Novus Quartet - Shostakovich: String Quartets No. 3 & No. 8 (2022) [Hi-Res]

BAND/ARTIST: Novus Quartet

  • Title: Shostakovich: String Quartets No. 3 & No. 8
  • Year Of Release: 2022
  • Label: Aparté
  • Genre: Classical
  • Quality: FLAC (tracks) / 24bit-48kHz FLAC (tracks+booklet)
  • Total Time: 54:07
  • Total Size: 224 / 541 MB
  • WebSite:
Tracklist:

1. String Quartet No. 3 in F Major, Op. 73: I. Allegretto (6:43)
2. String Quartet No. 3 in F Major, Op. 73: II. Moderato con moto (4:58)
3. String Quartet No. 3 in F Major, Op. 73: III. Allegro non troppo (3:54)
4. String Quartet No. 3 in F Major, Op. 73: IV. Adagio (5:44)
5. String Quartet No. 3 in F Major, Op. 73: V. Moderato (10:01)
6. String Quartet No. 8 in C Minor, Op. 110: I. Largo (5:23)
7. String Quartet No. 8 in C Minor, Op. 110: II. Allegro molto (2:47)
8. String Quartet No. 8 in C Minor, Op. 110: III. Allegretto (4:39)
9. String Quartet No. 8 in C Minor, Op. 110: IV. Largo (5:43)
10. String Quartet No. 8 in C Minor, Op. 110: V. Largo (4:18)

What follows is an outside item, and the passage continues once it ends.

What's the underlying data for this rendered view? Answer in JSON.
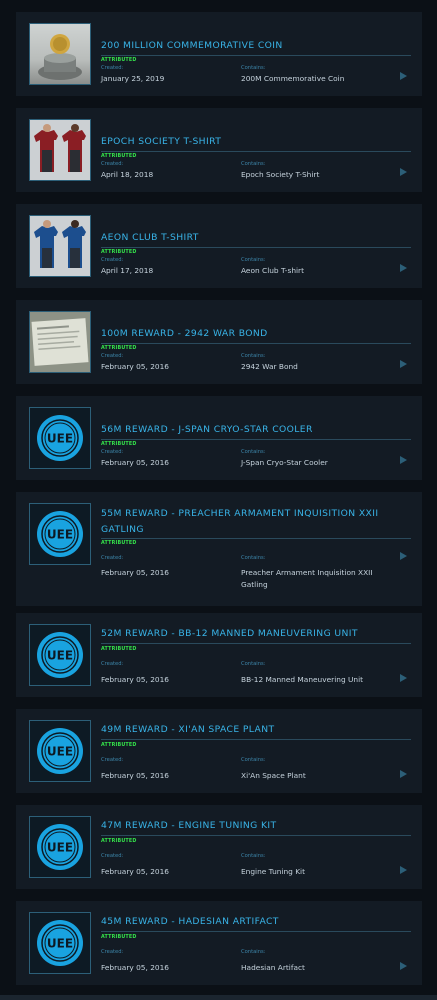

Flawless technique, impeccable balance, and a luminously clear-toned and supremely elegant, slender sound. These are the qualities we’ve come to anticipate from the recordings of former Salzburg Mozart Competition winners the Novus Quartet, who formed in 2007 at the Korean National University of the Arts. And there’s much to play to those strengths in the two Shostakovich String Quartets they’ve chosen for their first recording since 2019.

No. 3 in F major’s opening Allegretto is a case in point. Evoking the spirit of the Limoges market in Mussorgsky’s Pictures at an Exhibition, it bounds into sound with a fabulous, crisply insouciant bounce, textures freshly lucid, and retaining sunniness even where it would be easy to let Shostakovichian sarcastic bite to nudge its way in. As for that aforementioned blending, just listen to the tonal matching between the two violins midway through the final Moderato. Also the sheer sweetness and slender finesse of the first violin’s reprisal of the theme.

Still, gut-wrenching pain and biting irony are also a part of the Shostakovich package, and these readings offer more of a mixed bag of satisfaction on that front. Sticking with No. 3 (which was written in 1945 as a portrayal of both the joys and the sorrows of the Russian people), its hushed, despairing final fade is articulated here as a whisper of heartrending fragility. Earlier though, while its Allegro moderato is impressively neatly prickly, it’s missing a bit of the rawness that some listeners will be wanting from a movement depicting the harshness of daily life in one of Russia’s darkest periods in history.

On to self-quotation-filled Quartet No. 8 in C minor – famously written in over three days in 1960 as Shostakovich visited the bombed remains of Dresden, and dedicated to “the victims of fascism and the war” – and while the keening anger of its Allegro molto offsets any vaguely perceived lack of violence, the Allegretto and Largo feel slightly unsatisfyingly perfect and classically beautiful to truly hit their mark. That said, it’s impossible not to find oneself lapping up the sheer finesse and beauty the Novus has brought to this music.